This house is awash with bittersweet booby-traps.
I was rummaging around in one my drawers this afternoon, looking for a lost frequent flyer card.
I didn’t find what I was looking for. What I did find was this card she gave me on our 19th wedding anniversary over ten years ago.
On the front:Maybe it’s luck. Maybe it’s destiny.
All I know is that your love is the best thing that ever happened to me.
I read the card and said aloud “and your love was definitely the best thing that ever happened to me”.
And then I looked at the time on the clock and realized it was exactly 13 weeks- 91 days- since she passed.
How did she do that!? One last flourish as the magician’s assistant leaves the theater…
Luck or destiny. So many things about our relationship hinged on unlikely coincidences. There were many times that, skeptic though I am, I wondered if we weren’t meant to be together for some reason. I keep reminding myself that in a universe governed by quantum mechanics, anything literally is possible, but still…

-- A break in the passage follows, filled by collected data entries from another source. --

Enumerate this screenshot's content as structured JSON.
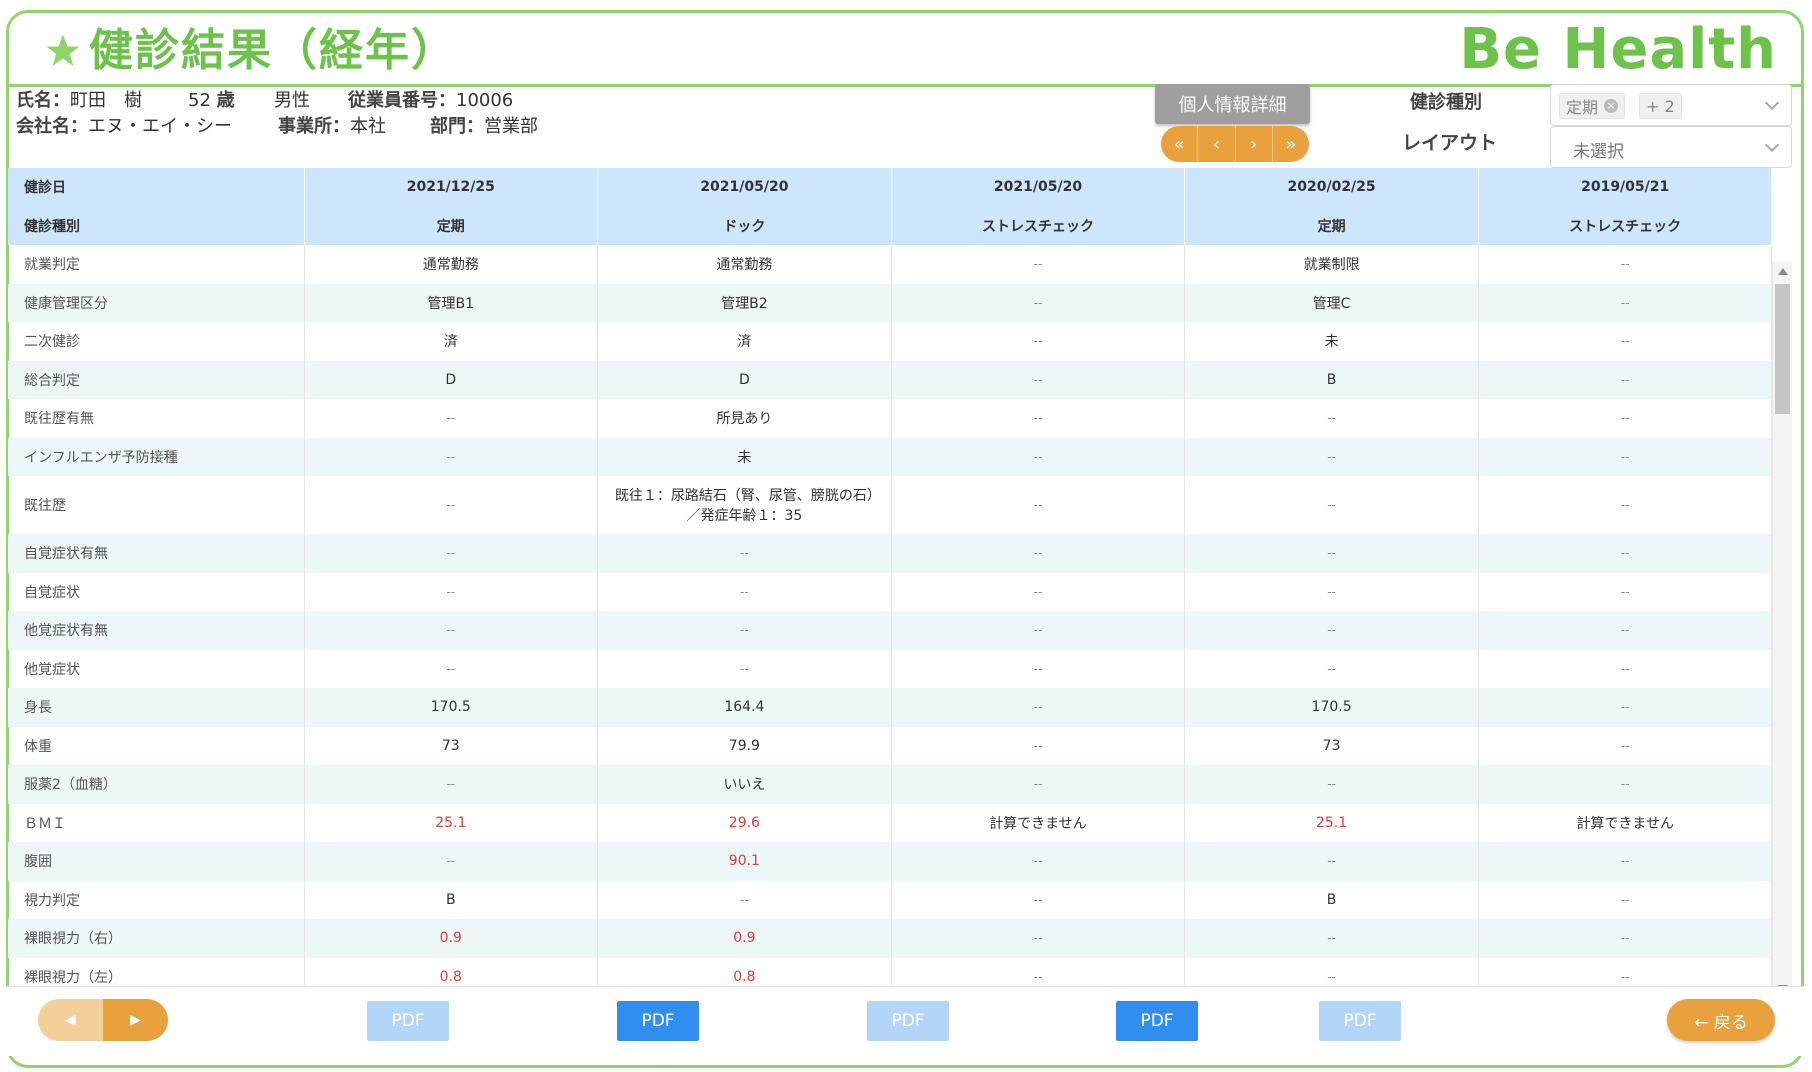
{
  "header": {
    "title": "健診結果（経年）",
    "logo": "Be Health"
  },
  "employee": {
    "name_label": "氏名：",
    "name": "町田　樹",
    "age_value": "52",
    "age_unit": "歳",
    "gender": "男性",
    "empno_label": "従業員番号：",
    "empno": "10006",
    "company_label": "会社名：",
    "company": "エヌ・エイ・シー",
    "office_label": "事業所：",
    "office": "本社",
    "dept_label": "部門：",
    "dept": "営業部"
  },
  "controls": {
    "detail_button": "個人情報詳細",
    "pager": [
      "«",
      "‹",
      "›",
      "»"
    ],
    "type_label": "健診種別",
    "layout_label": "レイアウト",
    "type_tag": "定期",
    "type_more": "+ 2",
    "layout_value": "未選択"
  },
  "table": {
    "header_rows": [
      {
        "label": "健診日",
        "cells": [
          "2021/12/25",
          "2021/05/20",
          "2021/05/20",
          "2020/02/25",
          "2019/05/21"
        ]
      },
      {
        "label": "健診種別",
        "cells": [
          "定期",
          "ドック",
          "ストレスチェック",
          "定期",
          "ストレスチェック"
        ]
      }
    ],
    "rows": [
      {
        "label": "就業判定",
        "cells": [
          "通常勤務",
          "通常勤務",
          "--",
          "就業制限",
          "--"
        ],
        "red": []
      },
      {
        "label": "健康管理区分",
        "cells": [
          "管理B1",
          "管理B2",
          "--",
          "管理C",
          "--"
        ],
        "red": []
      },
      {
        "label": "二次健診",
        "cells": [
          "済",
          "済",
          "--",
          "未",
          "--"
        ],
        "red": []
      },
      {
        "label": "総合判定",
        "cells": [
          "D",
          "D",
          "--",
          "B",
          "--"
        ],
        "red": []
      },
      {
        "label": "既往歴有無",
        "cells": [
          "--",
          "所見あり",
          "--",
          "--",
          "--"
        ],
        "red": []
      },
      {
        "label": "インフルエンザ予防接種",
        "cells": [
          "--",
          "未",
          "--",
          "--",
          "--"
        ],
        "red": []
      },
      {
        "label": "既往歴",
        "cells": [
          "--",
          "既往１：尿路結石（腎、尿管、膀胱の石）／発症年齢１：35",
          "--",
          "--",
          "--"
        ],
        "red": [],
        "tall": true
      },
      {
        "label": "自覚症状有無",
        "cells": [
          "--",
          "--",
          "--",
          "--",
          "--"
        ],
        "red": []
      },
      {
        "label": "自覚症状",
        "cells": [
          "--",
          "--",
          "--",
          "--",
          "--"
        ],
        "red": []
      },
      {
        "label": "他覚症状有無",
        "cells": [
          "--",
          "--",
          "--",
          "--",
          "--"
        ],
        "red": []
      },
      {
        "label": "他覚症状",
        "cells": [
          "--",
          "--",
          "--",
          "--",
          "--"
        ],
        "red": []
      },
      {
        "label": "身長",
        "cells": [
          "170.5",
          "164.4",
          "--",
          "170.5",
          "--"
        ],
        "red": []
      },
      {
        "label": "体重",
        "cells": [
          "73",
          "79.9",
          "--",
          "73",
          "--"
        ],
        "red": []
      },
      {
        "label": "服薬2（血糖）",
        "cells": [
          "--",
          "いいえ",
          "--",
          "--",
          "--"
        ],
        "red": []
      },
      {
        "label": "ＢＭＩ",
        "cells": [
          "25.1",
          "29.6",
          "計算できません",
          "25.1",
          "計算できません"
        ],
        "red": [
          0,
          1,
          3
        ]
      },
      {
        "label": "腹囲",
        "cells": [
          "--",
          "90.1",
          "--",
          "--",
          "--"
        ],
        "red": [
          1
        ]
      },
      {
        "label": "視力判定",
        "cells": [
          "B",
          "--",
          "--",
          "B",
          "--"
        ],
        "red": []
      },
      {
        "label": "裸眼視力（右）",
        "cells": [
          "0.9",
          "0.9",
          "--",
          "--",
          "--"
        ],
        "red": [
          0,
          1
        ]
      },
      {
        "label": "裸眼視力（左）",
        "cells": [
          "0.8",
          "0.8",
          "--",
          "--",
          "--"
        ],
        "red": [
          0,
          1
        ]
      }
    ]
  },
  "footer": {
    "pdf_label": "PDF",
    "pdf_enabled": [
      false,
      true,
      false,
      true,
      false
    ],
    "back_label": "← 戻る"
  },
  "colors": {
    "brand_green": "#6cc24a",
    "accent_orange": "#e8a13c",
    "header_blue": "#cde6fb",
    "pdf_blue": "#2f8ef0",
    "alert_red": "#e53935"
  }
}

Whichever it was, we found each other in time to do all the things she said she wanted, a whole life packed into half a lifetime. Fate dealt her a rummy hand, but she made the most of it, and I got to be right there with her. Should I be angry at the fates for the raw deal, or grateful we could have the time we did?- barely enough, but still never enough.
Our fate was to find each other, so now mine is to be left alone as the curtain falls, still at midlife, wondering: Now what?
Both the problem and the joy of working without a script is that you just never know what’s going to happen until it’s already happened. That was one hell of an Act One, but how do you follow that? I’ve seen a lot of plays with terrific first acts and weak seconds. I hope this isn’t one of them. I’m beginning to get anxious for intermission to be over so I can find out.